617.1
Experiences of Modernity and the Modernity of Experience

Thursday, July 17, 2014: 10:30 AM
Room: Booth 68
Oral Presentation
Oliver KOZLAREK , Universidad Michoacana de San Nicolás, Mexico
It has often been argued that a certain loss of experience, even of the ability to have experiences is apparent under the modern condition (Adorno, Benjamin). Yet, at the same time it seems to be true that modernity is quite obsessed with experience (see: Jay 2005). Certainly, there are different understandings of what experience actually means, and it is probably true what Michael Oakshott has to say about this topic: "Experience, of all the words in the philosophic vocabulary, is the most difficult to manage, and it must be the ambition of any writer reckless enough to use the word to escape the ambiguities it contains" (quoted in: Jay 2005: 9).
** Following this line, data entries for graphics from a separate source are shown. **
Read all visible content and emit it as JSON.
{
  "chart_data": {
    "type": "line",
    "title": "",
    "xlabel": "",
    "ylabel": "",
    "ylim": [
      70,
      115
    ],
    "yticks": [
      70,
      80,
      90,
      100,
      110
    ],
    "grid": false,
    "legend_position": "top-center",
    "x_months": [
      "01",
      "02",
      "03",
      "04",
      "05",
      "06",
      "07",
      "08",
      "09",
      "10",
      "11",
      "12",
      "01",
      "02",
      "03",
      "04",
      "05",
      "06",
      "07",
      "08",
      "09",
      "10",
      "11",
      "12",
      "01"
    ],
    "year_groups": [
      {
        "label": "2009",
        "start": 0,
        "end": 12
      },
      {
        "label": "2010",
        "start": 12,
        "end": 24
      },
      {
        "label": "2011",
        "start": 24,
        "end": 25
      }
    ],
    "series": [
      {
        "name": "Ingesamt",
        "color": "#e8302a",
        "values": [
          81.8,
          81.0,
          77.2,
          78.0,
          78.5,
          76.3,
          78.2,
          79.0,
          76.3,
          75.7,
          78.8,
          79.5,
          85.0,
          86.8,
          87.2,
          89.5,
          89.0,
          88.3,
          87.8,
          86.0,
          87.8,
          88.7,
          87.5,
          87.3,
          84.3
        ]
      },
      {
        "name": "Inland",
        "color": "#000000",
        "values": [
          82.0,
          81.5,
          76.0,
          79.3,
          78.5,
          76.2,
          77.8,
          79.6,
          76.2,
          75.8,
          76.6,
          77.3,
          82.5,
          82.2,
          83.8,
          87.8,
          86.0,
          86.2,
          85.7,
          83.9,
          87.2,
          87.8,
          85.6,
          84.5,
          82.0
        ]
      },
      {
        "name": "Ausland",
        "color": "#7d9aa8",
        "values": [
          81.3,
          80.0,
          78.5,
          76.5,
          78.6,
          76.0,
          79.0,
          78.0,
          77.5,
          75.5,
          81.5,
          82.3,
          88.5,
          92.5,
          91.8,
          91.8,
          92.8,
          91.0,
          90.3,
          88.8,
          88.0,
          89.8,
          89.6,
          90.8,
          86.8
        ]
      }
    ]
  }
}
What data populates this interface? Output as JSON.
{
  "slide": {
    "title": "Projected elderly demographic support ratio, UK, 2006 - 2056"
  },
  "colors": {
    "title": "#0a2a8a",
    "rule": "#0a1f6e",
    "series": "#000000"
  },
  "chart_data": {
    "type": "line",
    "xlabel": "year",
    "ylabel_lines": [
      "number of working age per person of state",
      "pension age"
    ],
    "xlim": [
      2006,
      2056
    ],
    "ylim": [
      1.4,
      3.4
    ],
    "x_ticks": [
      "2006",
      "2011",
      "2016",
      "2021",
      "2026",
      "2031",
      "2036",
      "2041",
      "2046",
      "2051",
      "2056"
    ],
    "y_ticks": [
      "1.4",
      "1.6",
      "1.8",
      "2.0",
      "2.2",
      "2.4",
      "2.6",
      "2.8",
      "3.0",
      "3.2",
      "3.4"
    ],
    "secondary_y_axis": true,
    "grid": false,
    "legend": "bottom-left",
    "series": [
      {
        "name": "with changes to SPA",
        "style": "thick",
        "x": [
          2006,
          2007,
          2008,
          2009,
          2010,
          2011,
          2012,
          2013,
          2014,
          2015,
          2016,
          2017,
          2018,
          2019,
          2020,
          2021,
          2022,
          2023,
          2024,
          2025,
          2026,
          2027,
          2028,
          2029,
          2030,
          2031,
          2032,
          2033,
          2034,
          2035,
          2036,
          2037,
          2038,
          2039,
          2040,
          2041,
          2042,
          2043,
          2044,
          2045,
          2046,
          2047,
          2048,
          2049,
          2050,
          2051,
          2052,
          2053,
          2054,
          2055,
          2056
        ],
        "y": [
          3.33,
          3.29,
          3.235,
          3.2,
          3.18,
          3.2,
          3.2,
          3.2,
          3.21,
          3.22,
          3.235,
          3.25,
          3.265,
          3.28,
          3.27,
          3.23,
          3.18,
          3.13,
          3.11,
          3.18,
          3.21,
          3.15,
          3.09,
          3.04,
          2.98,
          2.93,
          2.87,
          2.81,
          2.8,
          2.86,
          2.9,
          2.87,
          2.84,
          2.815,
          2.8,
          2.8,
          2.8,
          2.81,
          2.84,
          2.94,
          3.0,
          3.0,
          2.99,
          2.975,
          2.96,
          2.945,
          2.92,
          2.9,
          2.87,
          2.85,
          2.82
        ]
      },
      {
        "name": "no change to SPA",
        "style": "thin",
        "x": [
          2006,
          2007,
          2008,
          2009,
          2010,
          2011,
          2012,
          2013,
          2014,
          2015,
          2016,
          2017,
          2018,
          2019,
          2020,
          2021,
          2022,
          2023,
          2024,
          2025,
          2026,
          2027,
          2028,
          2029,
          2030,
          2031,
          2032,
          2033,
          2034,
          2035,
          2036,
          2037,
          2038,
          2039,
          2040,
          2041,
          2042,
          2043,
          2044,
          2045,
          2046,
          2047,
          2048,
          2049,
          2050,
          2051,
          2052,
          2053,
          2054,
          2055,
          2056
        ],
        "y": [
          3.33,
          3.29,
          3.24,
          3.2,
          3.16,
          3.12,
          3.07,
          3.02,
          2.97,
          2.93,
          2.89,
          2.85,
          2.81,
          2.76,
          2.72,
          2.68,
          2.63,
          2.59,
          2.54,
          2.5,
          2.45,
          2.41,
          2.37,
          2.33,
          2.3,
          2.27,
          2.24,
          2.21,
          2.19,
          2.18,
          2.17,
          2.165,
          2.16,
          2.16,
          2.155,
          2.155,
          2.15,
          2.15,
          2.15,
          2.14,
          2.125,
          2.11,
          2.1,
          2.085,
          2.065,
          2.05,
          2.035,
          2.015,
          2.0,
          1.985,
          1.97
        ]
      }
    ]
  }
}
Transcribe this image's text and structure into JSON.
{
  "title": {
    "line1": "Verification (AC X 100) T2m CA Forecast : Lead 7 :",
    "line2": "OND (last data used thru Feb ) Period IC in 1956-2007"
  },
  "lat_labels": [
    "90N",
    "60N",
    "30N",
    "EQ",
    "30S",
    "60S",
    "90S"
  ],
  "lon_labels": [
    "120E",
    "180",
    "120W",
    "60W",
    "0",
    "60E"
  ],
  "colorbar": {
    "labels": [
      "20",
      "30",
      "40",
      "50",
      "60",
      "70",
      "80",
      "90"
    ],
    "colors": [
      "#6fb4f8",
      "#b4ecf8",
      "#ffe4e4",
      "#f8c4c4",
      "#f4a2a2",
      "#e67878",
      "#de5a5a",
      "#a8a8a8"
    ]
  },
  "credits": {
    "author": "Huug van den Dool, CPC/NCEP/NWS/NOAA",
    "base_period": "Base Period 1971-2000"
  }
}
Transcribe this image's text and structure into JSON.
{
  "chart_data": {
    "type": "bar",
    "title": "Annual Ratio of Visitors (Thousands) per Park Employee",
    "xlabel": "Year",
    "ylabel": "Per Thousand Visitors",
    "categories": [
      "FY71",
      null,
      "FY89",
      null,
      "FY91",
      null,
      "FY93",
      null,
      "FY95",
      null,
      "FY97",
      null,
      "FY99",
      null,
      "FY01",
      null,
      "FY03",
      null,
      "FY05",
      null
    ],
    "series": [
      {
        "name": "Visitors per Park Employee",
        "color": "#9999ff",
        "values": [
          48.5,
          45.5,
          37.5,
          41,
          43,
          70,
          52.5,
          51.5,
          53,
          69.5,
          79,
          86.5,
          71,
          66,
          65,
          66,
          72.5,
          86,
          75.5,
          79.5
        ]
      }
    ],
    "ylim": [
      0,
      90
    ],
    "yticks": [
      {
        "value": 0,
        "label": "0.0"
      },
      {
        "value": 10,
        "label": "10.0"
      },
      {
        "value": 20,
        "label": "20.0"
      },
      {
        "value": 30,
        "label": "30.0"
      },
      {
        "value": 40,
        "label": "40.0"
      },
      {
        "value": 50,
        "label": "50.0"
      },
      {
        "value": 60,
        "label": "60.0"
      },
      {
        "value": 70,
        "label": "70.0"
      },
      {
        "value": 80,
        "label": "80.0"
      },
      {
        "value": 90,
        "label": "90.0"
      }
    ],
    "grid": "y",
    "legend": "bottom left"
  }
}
Although this paper sees itself in the tradition of this 'recklessness', it does not aim to escape the ambiguities of 'experiences'. On the contrary, ambiguous is not only the word, but also what it stands for. But it is precisely this ambiguity of experience, and the acknowledgemente of it, that contributes to an often claimed characteristic of modernity: its contingency (Rorty) or its ambivalence (Bauman). In this paper I will argue that the ambiguity of modern experiences has to do with a new kind of world-consciousness that emerges in modernity. I will draw on authors like the recently deceased Marshall Berman, the already mentioned Walter Benjamin, and Theodor W. Adorno, but also more recent authors like Boaventura de Sousa Santos and Peter Wagner. And I will include in my discussion voices from Latin America like Octavio Paz and the philosopher Bolívar Echeverría. They all shall help to outline a theory of modernity for which the experiences that real human beings are making when confronted with the challenges of modernity.

Martin Jay (2005), Songs of Experience: Modern American and European. Variations on a Universal Theme, University of California Press.